I drag a hand over my face. “Don’t start, Morales.”
“Oh, I’m starting.” He plants himself and the baby stroller in front of us, smug as sin. “This whole town is frothing at the mouth for you two. Honestly, I’m just impressed you lasted this long pretending you weren’t into her.”
Harper nearly chokes on her cider. “Cole!”
“What?” He shrugs, completely unbothered by the dagger looks Harper and I are throwing him. “I’m only saying what everyone’s thinking—and judging by the way half the town is whispering, that’s a lot of thinking.”

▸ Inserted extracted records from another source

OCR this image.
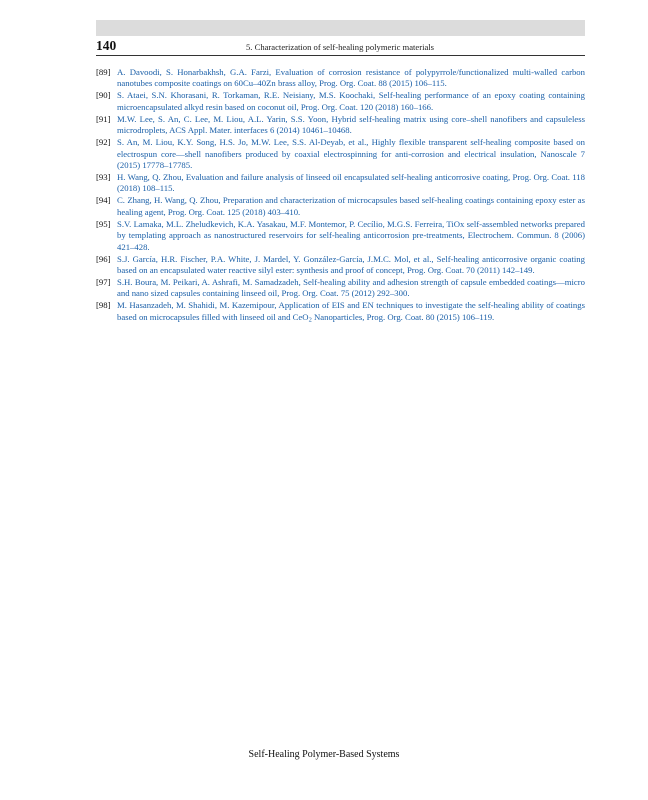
140	5. Characterization of self-healing polymeric materials
[89] A. Davoodi, S. Honarbakhsh, G.A. Farzi, Evaluation of corrosion resistance of polypyrrole/functionalized multi-walled carbon nanotubes composite coatings on 60Cu–40Zn brass alloy, Prog. Org. Coat. 88 (2015) 106–115.
[90] S. Ataei, S.N. Khorasani, R. Torkaman, R.E. Neisiany, M.S. Koochaki, Self-healing performance of an epoxy coating containing microencapsulated alkyd resin based on coconut oil, Prog. Org. Coat. 120 (2018) 160–166.
[91] M.W. Lee, S. An, C. Lee, M. Liou, A.L. Yarin, S.S. Yoon, Hybrid self-healing matrix using core–shell nanofibers and capsuleless microdroplets, ACS Appl. Mater. interfaces 6 (2014) 10461–10468.
[92] S. An, M. Liou, K.Y. Song, H.S. Jo, M.W. Lee, S.S. Al-Deyab, et al., Highly flexible transparent self-healing composite based on electrospun core—shell nanofibers produced by coaxial electrospinning for anti-corrosion and electrical insulation, Nanoscale 7 (2015) 17778–17785.
[93] H. Wang, Q. Zhou, Evaluation and failure analysis of linseed oil encapsulated self-healing anticorrosive coating, Prog. Org. Coat. 118 (2018) 108–115.
[94] C. Zhang, H. Wang, Q. Zhou, Preparation and characterization of microcapsules based self-healing coatings containing epoxy ester as healing agent, Prog. Org. Coat. 125 (2018) 403–410.
[95] S.V. Lamaka, M.L. Zheludkevich, K.A. Yasakau, M.F. Montemor, P. Cecílio, M.G.S. Ferreira, TiOx self-assembled networks prepared by templating approach as nanostructured reservoirs for self-healing anticorrosion pre-treatments, Electrochem. Commun. 8 (2006) 421–428.
[96] S.J. García, H.R. Fischer, P.A. White, J. Mardel, Y. González-García, J.M.C. Mol, et al., Self-healing anticorrosive organic coating based on an encapsulated water reactive silyl ester: synthesis and proof of concept, Prog. Org. Coat. 70 (2011) 142–149.
[97] S.H. Boura, M. Peikari, A. Ashrafi, M. Samadzadeh, Self-healing ability and adhesion strength of capsule embedded coatings—micro and nano sized capsules containing linseed oil, Prog. Org. Coat. 75 (2012) 292–300.
[98] M. Hasanzadeh, M. Shahidi, M. Kazemipour, Application of EIS and EN techniques to investigate the self-healing ability of coatings based on microcapsules filled with linseed oil and CeO$_2$ Nanoparticles, Prog. Org. Coat. 80 (2015) 106–119.
Self-Healing Polymer-Based Systems
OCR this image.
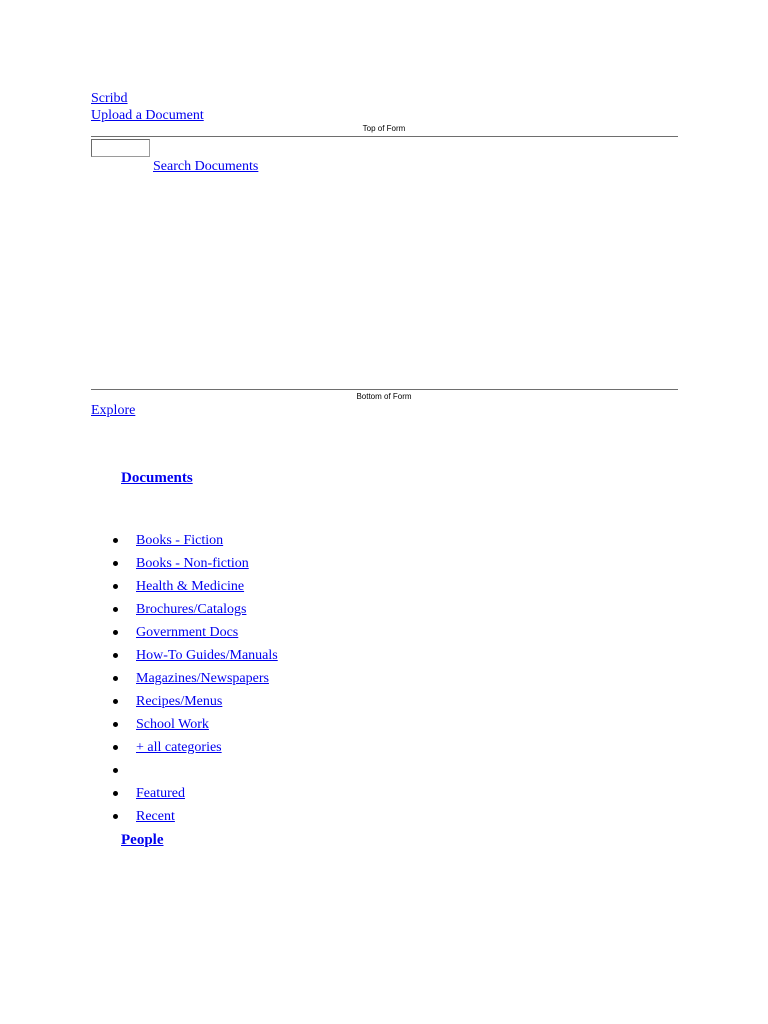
Scribd
Upload a Document
Top of Form
Search Documents
Bottom of Form
Explore
Documents
Books - Fiction
Books - Non-fiction
Health & Medicine
Brochures/Catalogs
Government Docs
How-To Guides/Manuals
Magazines/Newspapers
Recipes/Menus
School Work
+ all categories
Featured
Recent
People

I want to argue. Deny. Something. But the words stick. My brain’s too busy replaying last night’s kiss, the way her lips parted in surprise, how she didn’t pull away. Fake or not, it’s burned into me like a brand.
“Shouldn’t you be charming the quilting guild or something?” I mutter.

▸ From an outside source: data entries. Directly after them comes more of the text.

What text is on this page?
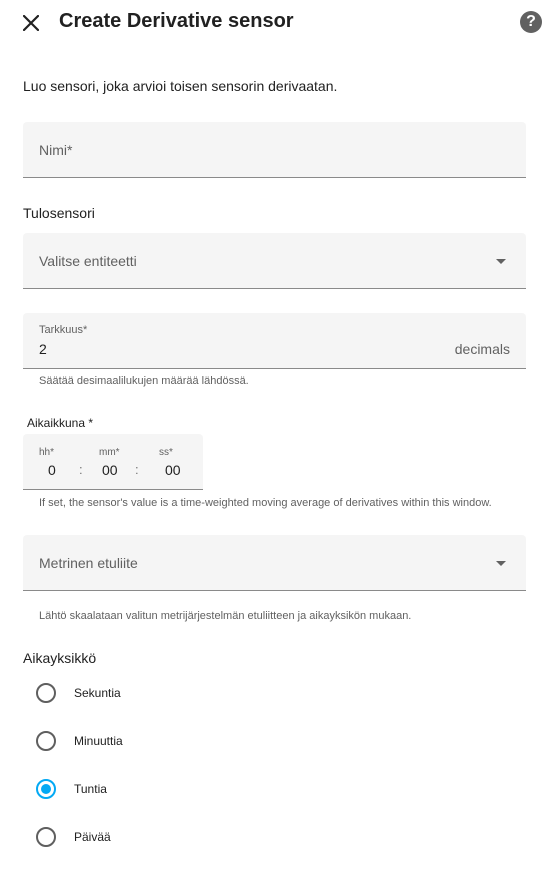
Create Derivative sensor	?
Luo sensori, joka arvioi toisen sensorin derivaatan.
Nimi*
Tulosensori
Valitse entiteetti
Tarkkuus*
2	decimals
Säätää desimaalilukujen määrää lähdössä.
Aikaikkuna *
hh*	mm*	ss*
0 : 00 : 00
If set, the sensor's value is a time-weighted moving average of derivatives within this window.
Metrinen etuliite
Lähtö skaalataan valitun metrijärjestelmän etuliitteen ja aikayksikön mukaan.
Aikayksikkö
Sekuntia
Minuuttia
Tuntia
Päivää
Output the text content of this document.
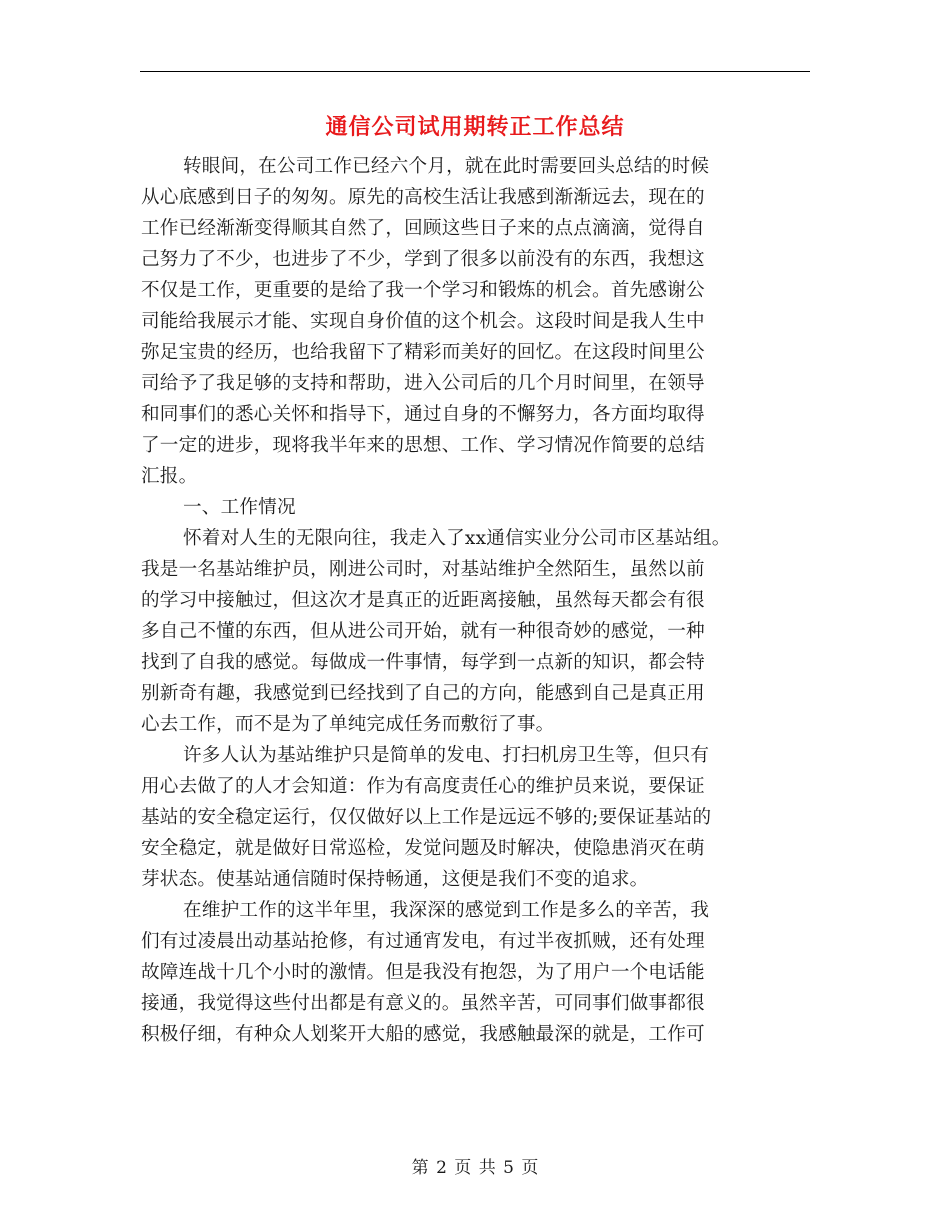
通信公司试用期转正工作总结
转眼间，在公司工作已经六个月，就在此时需要回头总结的时候
从心底感到日子的匆匆。原先的高校生活让我感到渐渐远去，现在的
工作已经渐渐变得顺其自然了，回顾这些日子来的点点滴滴，觉得自
己努力了不少，也进步了不少，学到了很多以前没有的东西，我想这
不仅是工作，更重要的是给了我一个学习和锻炼的机会。首先感谢公
司能给我展示才能、实现自身价值的这个机会。这段时间是我人生中
弥足宝贵的经历，也给我留下了精彩而美好的回忆。在这段时间里公
司给予了我足够的支持和帮助，进入公司后的几个月时间里，在领导
和同事们的悉心关怀和指导下，通过自身的不懈努力，各方面均取得
了一定的进步，现将我半年来的思想、工作、学习情况作简要的总结
汇报。
一、工作情况
怀着对人生的无限向往，我走入了xx通信实业分公司市区基站组。
我是一名基站维护员，刚进公司时，对基站维护全然陌生，虽然以前
的学习中接触过，但这次才是真正的近距离接触，虽然每天都会有很
多自己不懂的东西，但从进公司开始，就有一种很奇妙的感觉，一种
找到了自我的感觉。每做成一件事情，每学到一点新的知识，都会特
别新奇有趣，我感觉到已经找到了自己的方向，能感到自己是真正用
心去工作，而不是为了单纯完成任务而敷衍了事。
许多人认为基站维护只是简单的发电、打扫机房卫生等，但只有
用心去做了的人才会知道：作为有高度责任心的维护员来说，要保证
基站的安全稳定运行，仅仅做好以上工作是远远不够的;要保证基站的
安全稳定，就是做好日常巡检，发觉问题及时解决，使隐患消灭在萌
芽状态。使基站通信随时保持畅通，这便是我们不变的追求。
在维护工作的这半年里，我深深的感觉到工作是多么的辛苦，我
们有过凌晨出动基站抢修，有过通宵发电，有过半夜抓贼，还有处理
故障连战十几个小时的激情。但是我没有抱怨，为了用户一个电话能
接通，我觉得这些付出都是有意义的。虽然辛苦，可同事们做事都很
积极仔细，有种众人划桨开大船的感觉，我感触最深的就是，工作可
第 2 页 共 5 页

“Already did.” He tosses Mr. Darcy a piece of BBQ, and the cat eats it like he’s been waiting his whole life for Cole Morales. “You’re welcome.”
“Traitors,” I grumble.
Across the square, Vernon is cornering Councilman Riggs near the cider press. I catch just enough to hear: “If I don’t hit my financing milestone this quarter, the whole development stalls. I need that block green-lit now.” His smile is all teeth. This isn’t just money—it’s his lifeline.
The afternoon rolls on in a blur of cider foam and raffle tickets. I’m everywhere at once—fixing a tripped breaker, hauling pumpkins and bales of hay, catching two kids trying to joust each other with balloon swords near the carving table. All the while, Harper is at my side, calling out times, charming vendors, smiling at the council members who keep drifting by.

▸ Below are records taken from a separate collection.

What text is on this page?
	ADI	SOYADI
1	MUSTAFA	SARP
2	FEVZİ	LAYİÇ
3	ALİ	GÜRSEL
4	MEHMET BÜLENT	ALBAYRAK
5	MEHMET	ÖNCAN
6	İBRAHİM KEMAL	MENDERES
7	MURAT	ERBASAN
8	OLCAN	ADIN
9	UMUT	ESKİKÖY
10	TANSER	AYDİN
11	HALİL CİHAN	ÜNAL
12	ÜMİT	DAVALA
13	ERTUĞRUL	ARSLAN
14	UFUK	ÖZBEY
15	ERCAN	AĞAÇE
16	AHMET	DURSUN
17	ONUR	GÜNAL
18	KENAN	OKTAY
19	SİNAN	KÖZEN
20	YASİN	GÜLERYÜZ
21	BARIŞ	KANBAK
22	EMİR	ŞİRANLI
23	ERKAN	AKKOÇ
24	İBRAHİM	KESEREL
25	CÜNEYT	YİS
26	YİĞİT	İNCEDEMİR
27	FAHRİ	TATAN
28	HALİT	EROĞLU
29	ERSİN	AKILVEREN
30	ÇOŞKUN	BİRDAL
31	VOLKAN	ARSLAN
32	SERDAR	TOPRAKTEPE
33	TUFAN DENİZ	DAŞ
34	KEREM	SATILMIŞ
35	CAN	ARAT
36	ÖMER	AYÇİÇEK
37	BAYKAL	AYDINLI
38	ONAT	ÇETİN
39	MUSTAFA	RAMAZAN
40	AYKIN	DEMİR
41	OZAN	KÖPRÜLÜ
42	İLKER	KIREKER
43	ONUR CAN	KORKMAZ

And it kills me. Because the closer she leans, the clearer it is that I want this to be real. Not just the hand-holding, the optics, the “fake” smiles for the town’s benefit. I want the way her voice softens when she says my name. The way she pushes her hair back with ink-stained fingers. The way she looks at me like I’m more than the guy who came home broken.
That old scar throbs—the one no one can see. The fiancée who bailed when the Army got too real. The knee that still aches when storms roll in. The paperwork stamped “medical discharge” like a brand I never asked for. I tell myself I’m fine, that planning festivals and fixing squeaky doors in a small town is enough. But standing here with Harper’s hand in mine, it feels like maybe I’ve been lying to myself all along.
At dusk, the square is lit like fireflies in formation. Music thrums from the gazebo, kids run sticky and wild, and the smell of fried dough makes the whole street shimmer with warmth. Harper is glowing beside me, cheeks pink from the chill, eyes bright with triumph.
“This is working,” she whispers, awed.
I squeeze her hand, pride swelling in my chest. “Of course it is. You made it happen, Harper. I’ve never seen anyone pull a whole town together the way you just did.”
Her smile knocks the air right out of me, and for a heartbeat the noise of the square fades. I want to lean in and kiss her—not for show, not for the crowd, but because everything in me aches to. No audience. No optics. Just the raw truth of wanting her. My body leans an inch closer before I snap myself back, pulse racing, forcing the space open again. If I don’t, I’ll do something I can’t take back.
Before I do something reckless, the speakers shriek with feedback so sharp the entire square flinches. Then—silence. The bluegrass band is mid-song and suddenly dead air. Gasps ripple, kids cry, vendors mutter. Vernon’s shadow vanishes behind the gazebo just as I shove through the crowd.